En los vv. 73-80 de la Soledad segunda, aparece un elogio de las pequeñas redes de pescadores, tejidas a mano cuidadosamente por las hijas que heredaron el oficio, y son contrapuestas, aunque sólo de paso, a las redes más grandes:

Dando el huésped licencia para ello,
recurren no a las redes que mayores
muchas océano y pocas aguas prenden,
sino a las que ambiciosas menos penden,
laberinto nudoso de marino
Dédalo, si de leño no, de lino
fábrica escrupulosa, y aunque incierta,
siempre murada, pero siempre abierta.

Góngora siempre se detiene frente a las cosas dignas que va encontrando y que más asociaciones le desatan. Las redes: el laberinto, Dédalo, el material, la forma que adoptan en el agua, la ironía maravillosa de que los peces puedan entrar pero salir ya no, de que pueda existir una cárcel abierta.

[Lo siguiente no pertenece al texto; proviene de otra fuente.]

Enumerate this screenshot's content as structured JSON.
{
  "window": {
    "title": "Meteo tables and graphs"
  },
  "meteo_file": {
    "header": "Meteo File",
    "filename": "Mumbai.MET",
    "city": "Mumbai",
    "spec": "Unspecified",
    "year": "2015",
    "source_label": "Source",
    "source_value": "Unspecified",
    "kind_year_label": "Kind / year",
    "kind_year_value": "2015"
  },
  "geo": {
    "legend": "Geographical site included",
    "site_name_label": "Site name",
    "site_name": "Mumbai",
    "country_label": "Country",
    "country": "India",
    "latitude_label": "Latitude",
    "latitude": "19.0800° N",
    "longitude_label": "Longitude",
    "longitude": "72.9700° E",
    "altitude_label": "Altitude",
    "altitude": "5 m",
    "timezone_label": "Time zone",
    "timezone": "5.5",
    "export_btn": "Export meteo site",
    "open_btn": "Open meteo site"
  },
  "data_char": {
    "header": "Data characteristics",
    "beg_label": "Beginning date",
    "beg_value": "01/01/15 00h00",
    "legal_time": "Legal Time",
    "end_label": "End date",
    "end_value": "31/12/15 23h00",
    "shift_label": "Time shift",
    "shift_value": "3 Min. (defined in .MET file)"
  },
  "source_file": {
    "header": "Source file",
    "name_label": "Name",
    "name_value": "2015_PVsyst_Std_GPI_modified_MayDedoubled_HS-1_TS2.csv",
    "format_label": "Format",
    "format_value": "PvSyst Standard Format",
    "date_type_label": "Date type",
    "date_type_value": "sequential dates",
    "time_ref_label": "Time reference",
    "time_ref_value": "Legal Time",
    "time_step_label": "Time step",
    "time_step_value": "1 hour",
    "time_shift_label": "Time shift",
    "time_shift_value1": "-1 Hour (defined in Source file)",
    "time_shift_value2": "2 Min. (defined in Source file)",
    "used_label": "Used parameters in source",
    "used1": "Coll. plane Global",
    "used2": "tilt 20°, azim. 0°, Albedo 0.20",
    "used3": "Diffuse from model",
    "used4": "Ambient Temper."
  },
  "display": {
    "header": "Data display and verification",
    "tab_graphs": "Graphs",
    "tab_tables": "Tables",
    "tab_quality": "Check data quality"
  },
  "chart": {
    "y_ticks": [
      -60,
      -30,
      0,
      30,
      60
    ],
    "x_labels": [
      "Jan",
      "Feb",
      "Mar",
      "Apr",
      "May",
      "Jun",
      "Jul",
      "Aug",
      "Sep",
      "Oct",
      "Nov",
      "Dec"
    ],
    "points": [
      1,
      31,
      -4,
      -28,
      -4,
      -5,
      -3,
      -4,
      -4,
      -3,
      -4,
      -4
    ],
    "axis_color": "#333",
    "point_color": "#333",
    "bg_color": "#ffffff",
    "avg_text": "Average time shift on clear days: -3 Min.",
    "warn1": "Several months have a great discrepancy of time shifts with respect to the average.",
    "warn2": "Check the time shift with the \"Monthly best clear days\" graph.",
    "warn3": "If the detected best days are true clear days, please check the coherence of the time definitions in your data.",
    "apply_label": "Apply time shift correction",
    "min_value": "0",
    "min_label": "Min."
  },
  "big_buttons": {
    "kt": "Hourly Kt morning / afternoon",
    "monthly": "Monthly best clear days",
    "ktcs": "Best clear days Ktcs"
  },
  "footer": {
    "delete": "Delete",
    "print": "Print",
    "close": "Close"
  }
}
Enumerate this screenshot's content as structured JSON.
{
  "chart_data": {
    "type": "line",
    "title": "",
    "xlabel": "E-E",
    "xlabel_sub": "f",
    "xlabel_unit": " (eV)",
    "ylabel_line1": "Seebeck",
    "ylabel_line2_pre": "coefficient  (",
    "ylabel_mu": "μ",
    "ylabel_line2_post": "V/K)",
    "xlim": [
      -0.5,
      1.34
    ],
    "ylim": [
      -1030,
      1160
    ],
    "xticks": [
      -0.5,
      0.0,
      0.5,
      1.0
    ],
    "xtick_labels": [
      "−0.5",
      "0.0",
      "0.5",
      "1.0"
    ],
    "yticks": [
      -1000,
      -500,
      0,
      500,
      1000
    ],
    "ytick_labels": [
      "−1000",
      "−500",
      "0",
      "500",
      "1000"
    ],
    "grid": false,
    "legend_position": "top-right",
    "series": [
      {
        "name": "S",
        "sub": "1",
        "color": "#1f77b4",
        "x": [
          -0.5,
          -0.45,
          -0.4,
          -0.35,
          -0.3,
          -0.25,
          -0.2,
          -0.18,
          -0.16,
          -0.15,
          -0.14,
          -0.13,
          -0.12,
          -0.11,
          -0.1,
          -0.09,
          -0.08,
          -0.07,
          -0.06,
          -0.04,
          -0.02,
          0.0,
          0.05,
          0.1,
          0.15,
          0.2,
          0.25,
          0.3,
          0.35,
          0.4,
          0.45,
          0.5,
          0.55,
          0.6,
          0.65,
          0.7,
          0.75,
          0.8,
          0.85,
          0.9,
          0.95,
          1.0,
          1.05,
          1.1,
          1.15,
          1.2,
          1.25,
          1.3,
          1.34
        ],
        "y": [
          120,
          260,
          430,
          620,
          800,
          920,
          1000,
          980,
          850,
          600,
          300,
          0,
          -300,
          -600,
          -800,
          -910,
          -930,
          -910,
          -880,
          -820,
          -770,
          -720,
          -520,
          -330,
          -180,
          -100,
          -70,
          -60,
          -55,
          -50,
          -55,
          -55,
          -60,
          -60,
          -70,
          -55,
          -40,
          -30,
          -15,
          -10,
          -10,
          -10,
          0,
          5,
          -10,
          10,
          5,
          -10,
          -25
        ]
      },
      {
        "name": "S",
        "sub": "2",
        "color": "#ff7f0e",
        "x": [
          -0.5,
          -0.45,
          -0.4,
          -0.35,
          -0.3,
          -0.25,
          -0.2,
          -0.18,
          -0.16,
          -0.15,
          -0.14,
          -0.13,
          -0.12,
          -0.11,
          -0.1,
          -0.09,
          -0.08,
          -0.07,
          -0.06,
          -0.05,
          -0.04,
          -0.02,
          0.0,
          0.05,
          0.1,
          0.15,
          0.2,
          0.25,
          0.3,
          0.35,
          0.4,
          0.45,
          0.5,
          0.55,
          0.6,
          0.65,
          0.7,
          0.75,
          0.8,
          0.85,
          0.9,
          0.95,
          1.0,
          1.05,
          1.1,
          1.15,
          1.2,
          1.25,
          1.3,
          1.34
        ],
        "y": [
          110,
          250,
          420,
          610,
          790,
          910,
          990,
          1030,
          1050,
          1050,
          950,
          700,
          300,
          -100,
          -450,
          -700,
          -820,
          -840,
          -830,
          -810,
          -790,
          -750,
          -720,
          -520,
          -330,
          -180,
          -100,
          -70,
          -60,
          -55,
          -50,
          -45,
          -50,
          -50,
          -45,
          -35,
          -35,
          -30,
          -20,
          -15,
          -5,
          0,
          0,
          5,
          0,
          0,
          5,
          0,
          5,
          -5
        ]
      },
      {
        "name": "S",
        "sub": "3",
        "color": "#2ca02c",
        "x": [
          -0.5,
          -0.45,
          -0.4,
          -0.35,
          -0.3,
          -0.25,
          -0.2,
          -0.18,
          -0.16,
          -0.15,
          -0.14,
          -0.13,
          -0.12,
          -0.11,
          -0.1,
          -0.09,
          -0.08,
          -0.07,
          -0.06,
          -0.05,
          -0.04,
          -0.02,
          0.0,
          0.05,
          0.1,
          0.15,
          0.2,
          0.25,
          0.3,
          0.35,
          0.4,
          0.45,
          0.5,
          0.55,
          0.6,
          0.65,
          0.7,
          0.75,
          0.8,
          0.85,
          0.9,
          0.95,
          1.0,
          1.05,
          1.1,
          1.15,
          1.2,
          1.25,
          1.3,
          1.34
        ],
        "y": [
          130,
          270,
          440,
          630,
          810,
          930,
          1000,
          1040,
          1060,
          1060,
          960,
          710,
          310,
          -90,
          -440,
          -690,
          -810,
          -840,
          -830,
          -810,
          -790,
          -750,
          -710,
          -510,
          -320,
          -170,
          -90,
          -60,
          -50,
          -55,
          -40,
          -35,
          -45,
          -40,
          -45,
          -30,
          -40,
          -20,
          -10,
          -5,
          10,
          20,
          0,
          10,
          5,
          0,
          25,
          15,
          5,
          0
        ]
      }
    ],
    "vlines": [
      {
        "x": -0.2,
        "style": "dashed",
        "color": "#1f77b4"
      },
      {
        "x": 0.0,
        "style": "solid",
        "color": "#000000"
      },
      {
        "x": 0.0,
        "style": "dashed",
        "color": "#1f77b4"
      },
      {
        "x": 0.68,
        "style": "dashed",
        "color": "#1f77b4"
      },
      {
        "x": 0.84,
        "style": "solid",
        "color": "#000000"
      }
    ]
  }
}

Y no es sólo en la alabanza de la vida rústica donde el poeta da una cuenta tan minuciosa y radicalmente imaginativa de aquello que va mencionando y que de otro modo resultaría contingente. Ello se muestra en el siguiente poema que escribió a la sazón de unas empanadas que comió gracias a su amigo cortesano:

De unas empanadas de un jabalí
que mató el marqués del Carpio

En vez de acero bruñido,
que da horror, aunque da luz,
en los montes de Adamuz
cerdas Marte se ha vestido
contra el Adonis querido
de la Venus de Guzmán,
tan valiente, si galán,
en este robusto oficio,
que, rompiéndole el silicio,
nos ha dado al dios en pan.

La cacería del jabalí se vuelve una actualización del mito que sin embargo lo subvierte, un rito que desobedece a la repetición. Son necesarias la memoria y la imaginación para pasar de comer unas empanadas de jabalí a comer unas empanadas de dios, y de ahí, ya encaminados, es fácil hacer las asociaciones que quedan en el aire y se dan por hecho.

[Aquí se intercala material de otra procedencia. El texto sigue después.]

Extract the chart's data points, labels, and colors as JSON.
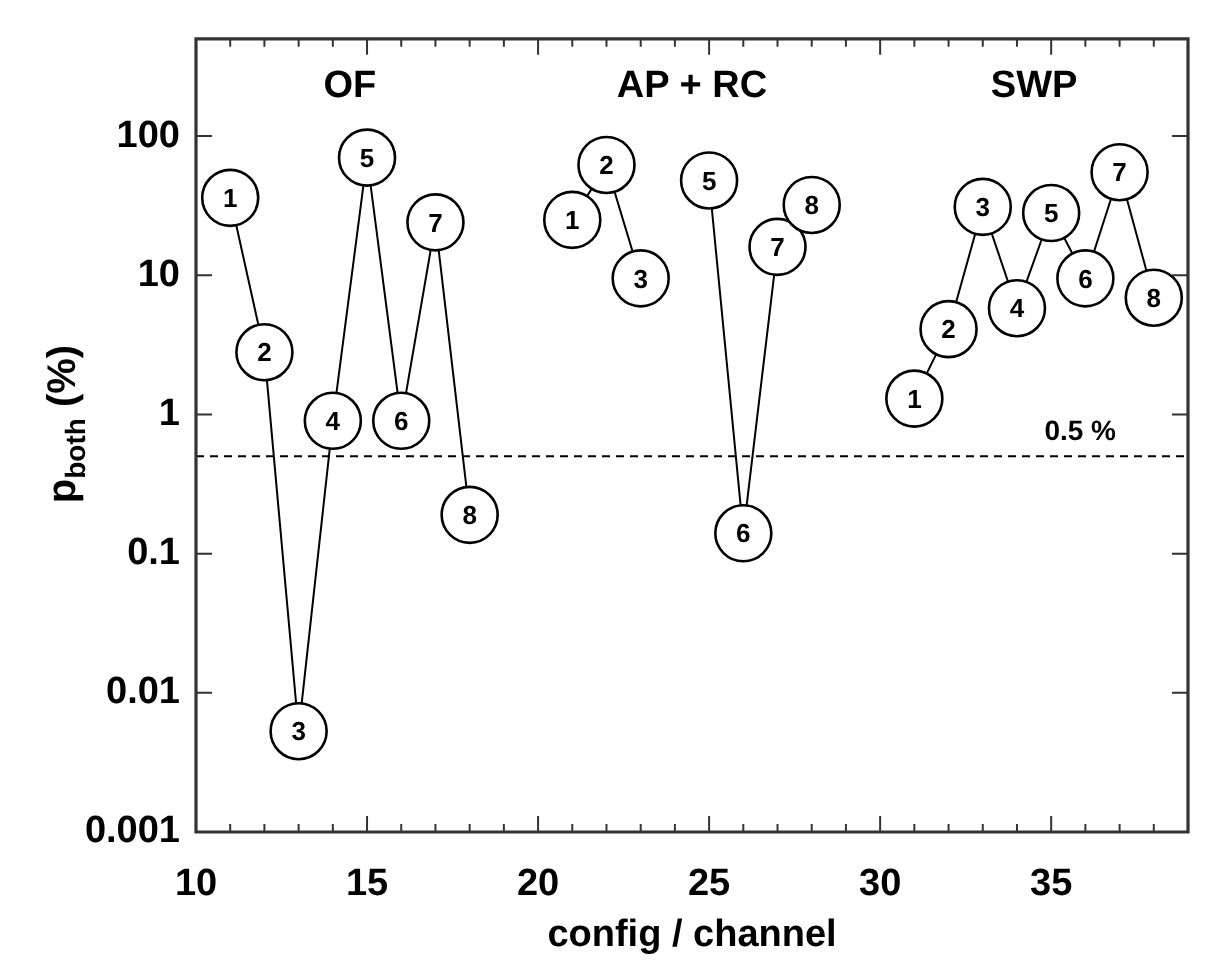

El universo poético gongorino se conforma de inmensas redes complejas y asociativas que apelan a la memoria, a la densidad de las cosas y de las palabras que siempre pueden también ser otras. Al igual que Sor Juana en el Sueño, Góngora encuentra en lo cotidiano lo excepcional y la maravilla y, así, nos devuelve el mundo y la lengua milagrosos.

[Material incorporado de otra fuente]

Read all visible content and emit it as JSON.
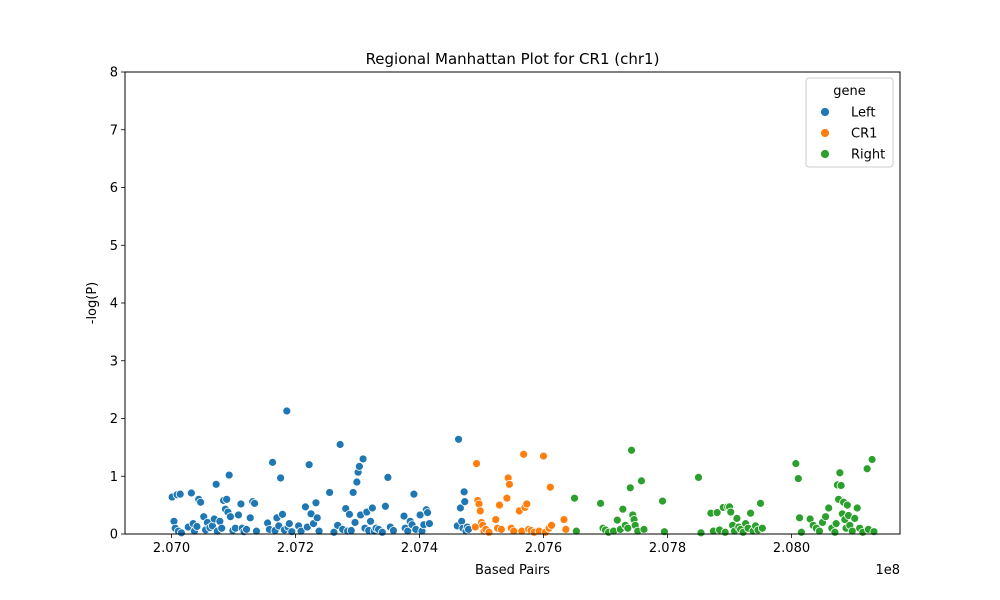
{
  "chart_data": {
    "type": "scatter",
    "title": "Regional Manhattan Plot for CR1 (chr1)",
    "xlabel": "Based Pairs",
    "ylabel": "-log(P)",
    "x_offset_label": "1e8",
    "xlim": [
      2.06925,
      2.08175
    ],
    "ylim": [
      0,
      8
    ],
    "x_ticks": [
      2.07,
      2.072,
      2.074,
      2.076,
      2.078,
      2.08
    ],
    "x_tick_labels": [
      "2.070",
      "2.072",
      "2.074",
      "2.076",
      "2.078",
      "2.080"
    ],
    "y_ticks": [
      0,
      1,
      2,
      3,
      4,
      5,
      6,
      7,
      8
    ],
    "y_tick_labels": [
      "0",
      "1",
      "2",
      "3",
      "4",
      "5",
      "6",
      "7",
      "8"
    ],
    "grid": false,
    "legend": {
      "title": "gene",
      "placement": "top-right"
    },
    "series": [
      {
        "name": "Left",
        "color": "#1f77b4",
        "points": [
          [
            2.07001,
            0.64
          ],
          [
            2.07004,
            0.22
          ],
          [
            2.07006,
            0.1
          ],
          [
            2.07009,
            0.68
          ],
          [
            2.07011,
            0.05
          ],
          [
            2.07014,
            0.69
          ],
          [
            2.07016,
            0.02
          ],
          [
            2.07027,
            0.12
          ],
          [
            2.07032,
            0.71
          ],
          [
            2.07035,
            0.18
          ],
          [
            2.07037,
            0.05
          ],
          [
            2.07041,
            0.13
          ],
          [
            2.07044,
            0.6
          ],
          [
            2.07047,
            0.55
          ],
          [
            2.07052,
            0.3
          ],
          [
            2.07055,
            0.07
          ],
          [
            2.07058,
            0.2
          ],
          [
            2.07062,
            0.11
          ],
          [
            2.07066,
            0.14
          ],
          [
            2.07069,
            0.26
          ],
          [
            2.07072,
            0.86
          ],
          [
            2.07074,
            0.05
          ],
          [
            2.07078,
            0.22
          ],
          [
            2.07081,
            0.1
          ],
          [
            2.07084,
            0.58
          ],
          [
            2.07087,
            0.43
          ],
          [
            2.07089,
            0.6
          ],
          [
            2.07091,
            0.38
          ],
          [
            2.07093,
            1.02
          ],
          [
            2.07095,
            0.3
          ],
          [
            2.07099,
            0.06
          ],
          [
            2.07103,
            0.1
          ],
          [
            2.07108,
            0.33
          ],
          [
            2.07112,
            0.52
          ],
          [
            2.07114,
            0.1
          ],
          [
            2.07117,
            0.04
          ],
          [
            2.07121,
            0.08
          ],
          [
            2.07127,
            0.28
          ],
          [
            2.07131,
            0.56
          ],
          [
            2.07134,
            0.53
          ],
          [
            2.07137,
            0.05
          ],
          [
            2.07155,
            0.19
          ],
          [
            2.07158,
            0.08
          ],
          [
            2.07163,
            1.24
          ],
          [
            2.07167,
            0.06
          ],
          [
            2.0717,
            0.28
          ],
          [
            2.07173,
            0.14
          ],
          [
            2.07176,
            0.97
          ],
          [
            2.07179,
            0.34
          ],
          [
            2.07182,
            0.07
          ],
          [
            2.07186,
            2.13
          ],
          [
            2.07188,
            0.12
          ],
          [
            2.0719,
            0.18
          ],
          [
            2.07194,
            0.04
          ],
          [
            2.07205,
            0.14
          ],
          [
            2.07209,
            0.05
          ],
          [
            2.07216,
            0.47
          ],
          [
            2.07219,
            0.12
          ],
          [
            2.07222,
            1.2
          ],
          [
            2.07225,
            0.35
          ],
          [
            2.07229,
            0.18
          ],
          [
            2.07233,
            0.54
          ],
          [
            2.07235,
            0.28
          ],
          [
            2.07238,
            0.05
          ],
          [
            2.07255,
            0.72
          ],
          [
            2.07262,
            0.03
          ],
          [
            2.07268,
            0.15
          ],
          [
            2.07272,
            1.55
          ],
          [
            2.07276,
            0.08
          ],
          [
            2.07281,
            0.44
          ],
          [
            2.07284,
            0.05
          ],
          [
            2.07287,
            0.34
          ],
          [
            2.0729,
            0.06
          ],
          [
            2.07293,
            0.72
          ],
          [
            2.07296,
            0.2
          ],
          [
            2.07299,
            0.9
          ],
          [
            2.07301,
            1.07
          ],
          [
            2.07303,
            1.17
          ],
          [
            2.07305,
            0.33
          ],
          [
            2.07309,
            1.3
          ],
          [
            2.07312,
            0.1
          ],
          [
            2.07315,
            0.38
          ],
          [
            2.07318,
            0.06
          ],
          [
            2.07321,
            0.22
          ],
          [
            2.07324,
            0.45
          ],
          [
            2.07327,
            0.05
          ],
          [
            2.0733,
            0.1
          ],
          [
            2.07334,
            0.08
          ],
          [
            2.0734,
            0.03
          ],
          [
            2.07345,
            0.48
          ],
          [
            2.07349,
            0.98
          ],
          [
            2.07353,
            0.12
          ],
          [
            2.07358,
            0.06
          ],
          [
            2.07375,
            0.31
          ],
          [
            2.07377,
            0.1
          ],
          [
            2.07381,
            0.05
          ],
          [
            2.07385,
            0.22
          ],
          [
            2.07388,
            0.16
          ],
          [
            2.07391,
            0.69
          ],
          [
            2.07394,
            0.08
          ],
          [
            2.07401,
            0.33
          ],
          [
            2.07404,
            0.05
          ],
          [
            2.07407,
            0.16
          ],
          [
            2.07411,
            0.42
          ],
          [
            2.07413,
            0.37
          ],
          [
            2.07416,
            0.18
          ],
          [
            2.07461,
            0.14
          ],
          [
            2.07463,
            1.64
          ],
          [
            2.07466,
            0.45
          ],
          [
            2.07468,
            0.22
          ],
          [
            2.0747,
            0.1
          ],
          [
            2.07472,
            0.73
          ],
          [
            2.07473,
            0.56
          ],
          [
            2.07475,
            0.05
          ],
          [
            2.07477,
            0.12
          ],
          [
            2.07479,
            0.08
          ]
        ]
      },
      {
        "name": "CR1",
        "color": "#ff7f0e",
        "points": [
          [
            2.0749,
            0.12
          ],
          [
            2.07492,
            1.22
          ],
          [
            2.07494,
            0.58
          ],
          [
            2.07496,
            0.52
          ],
          [
            2.07498,
            0.4
          ],
          [
            2.075,
            0.2
          ],
          [
            2.07502,
            0.15
          ],
          [
            2.07504,
            0.05
          ],
          [
            2.07507,
            0.08
          ],
          [
            2.07512,
            0.03
          ],
          [
            2.07523,
            0.25
          ],
          [
            2.07526,
            0.1
          ],
          [
            2.07529,
            0.5
          ],
          [
            2.07532,
            0.08
          ],
          [
            2.07541,
            0.62
          ],
          [
            2.07543,
            0.97
          ],
          [
            2.07545,
            0.86
          ],
          [
            2.07548,
            0.1
          ],
          [
            2.07552,
            0.05
          ],
          [
            2.07561,
            0.4
          ],
          [
            2.07565,
            0.05
          ],
          [
            2.07568,
            1.38
          ],
          [
            2.0757,
            0.46
          ],
          [
            2.07573,
            0.52
          ],
          [
            2.07576,
            0.08
          ],
          [
            2.0758,
            0.06
          ],
          [
            2.07585,
            0.03
          ],
          [
            2.07593,
            0.05
          ],
          [
            2.076,
            1.35
          ],
          [
            2.07603,
            0.03
          ],
          [
            2.07609,
            0.1
          ],
          [
            2.07611,
            0.81
          ],
          [
            2.07613,
            0.15
          ],
          [
            2.07633,
            0.25
          ],
          [
            2.07636,
            0.08
          ]
        ]
      },
      {
        "name": "Right",
        "color": "#2ca02c",
        "points": [
          [
            2.0765,
            0.62
          ],
          [
            2.07653,
            0.05
          ],
          [
            2.07692,
            0.53
          ],
          [
            2.07696,
            0.1
          ],
          [
            2.077,
            0.07
          ],
          [
            2.07705,
            0.03
          ],
          [
            2.07713,
            0.05
          ],
          [
            2.07719,
            0.24
          ],
          [
            2.07724,
            0.08
          ],
          [
            2.07728,
            0.43
          ],
          [
            2.07732,
            0.15
          ],
          [
            2.07736,
            0.1
          ],
          [
            2.0774,
            0.8
          ],
          [
            2.07742,
            1.45
          ],
          [
            2.07744,
            0.33
          ],
          [
            2.07746,
            0.25
          ],
          [
            2.07748,
            0.15
          ],
          [
            2.07752,
            0.05
          ],
          [
            2.07758,
            0.92
          ],
          [
            2.07762,
            0.08
          ],
          [
            2.07792,
            0.57
          ],
          [
            2.07795,
            0.04
          ],
          [
            2.0785,
            0.98
          ],
          [
            2.07854,
            0.02
          ],
          [
            2.0787,
            0.36
          ],
          [
            2.07874,
            0.05
          ],
          [
            2.0788,
            0.37
          ],
          [
            2.07884,
            0.07
          ],
          [
            2.0789,
            0.46
          ],
          [
            2.07893,
            0.03
          ],
          [
            2.07897,
            0.47
          ],
          [
            2.079,
            0.47
          ],
          [
            2.07902,
            0.38
          ],
          [
            2.07905,
            0.15
          ],
          [
            2.07908,
            0.05
          ],
          [
            2.07912,
            0.27
          ],
          [
            2.07915,
            0.12
          ],
          [
            2.07918,
            0.08
          ],
          [
            2.07922,
            0.03
          ],
          [
            2.07926,
            0.18
          ],
          [
            2.0793,
            0.1
          ],
          [
            2.07934,
            0.36
          ],
          [
            2.07938,
            0.05
          ],
          [
            2.07942,
            0.14
          ],
          [
            2.07946,
            0.07
          ],
          [
            2.0795,
            0.53
          ],
          [
            2.07953,
            0.1
          ],
          [
            2.08007,
            1.22
          ],
          [
            2.08011,
            0.96
          ],
          [
            2.08013,
            0.28
          ],
          [
            2.08016,
            0.03
          ],
          [
            2.0803,
            0.26
          ],
          [
            2.08035,
            0.15
          ],
          [
            2.0804,
            0.1
          ],
          [
            2.08045,
            0.05
          ],
          [
            2.0805,
            0.2
          ],
          [
            2.08055,
            0.3
          ],
          [
            2.0806,
            0.45
          ],
          [
            2.08065,
            0.1
          ],
          [
            2.0807,
            0.03
          ],
          [
            2.08072,
            0.18
          ],
          [
            2.08074,
            0.85
          ],
          [
            2.08076,
            0.6
          ],
          [
            2.08078,
            1.06
          ],
          [
            2.0808,
            0.84
          ],
          [
            2.08082,
            0.35
          ],
          [
            2.08084,
            0.55
          ],
          [
            2.08086,
            0.25
          ],
          [
            2.08088,
            0.1
          ],
          [
            2.0809,
            0.5
          ],
          [
            2.08092,
            0.32
          ],
          [
            2.08094,
            0.15
          ],
          [
            2.08098,
            0.05
          ],
          [
            2.08102,
            0.27
          ],
          [
            2.08106,
            0.45
          ],
          [
            2.0811,
            0.1
          ],
          [
            2.08115,
            0.03
          ],
          [
            2.08122,
            1.13
          ],
          [
            2.08124,
            0.08
          ],
          [
            2.0813,
            1.29
          ],
          [
            2.08133,
            0.04
          ]
        ]
      }
    ]
  }
}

Como dice Robert Jammes, en Góngora hay una búsqueda doble hacia el centro y hacia afuera de los objetos donde la última funciona como armonía de la primera, porque para el poeta que es Góngora “beber una escudilla de leche no es sólo un placer de los sentidos, sino también un goce del espíritu, que se siente en contacto con el mundo real.”**




* Todas las citas de poemas de Góngora pertenecen a: Luis de Góngora, Antología poética, ed. Antonio Carreira. Barcelona: Austral, 2009.
** Cita de Robert Jammes, La obra poética de Don Luis de Góngora y Argote. Madrid: Castalia, 1987. pág. 516.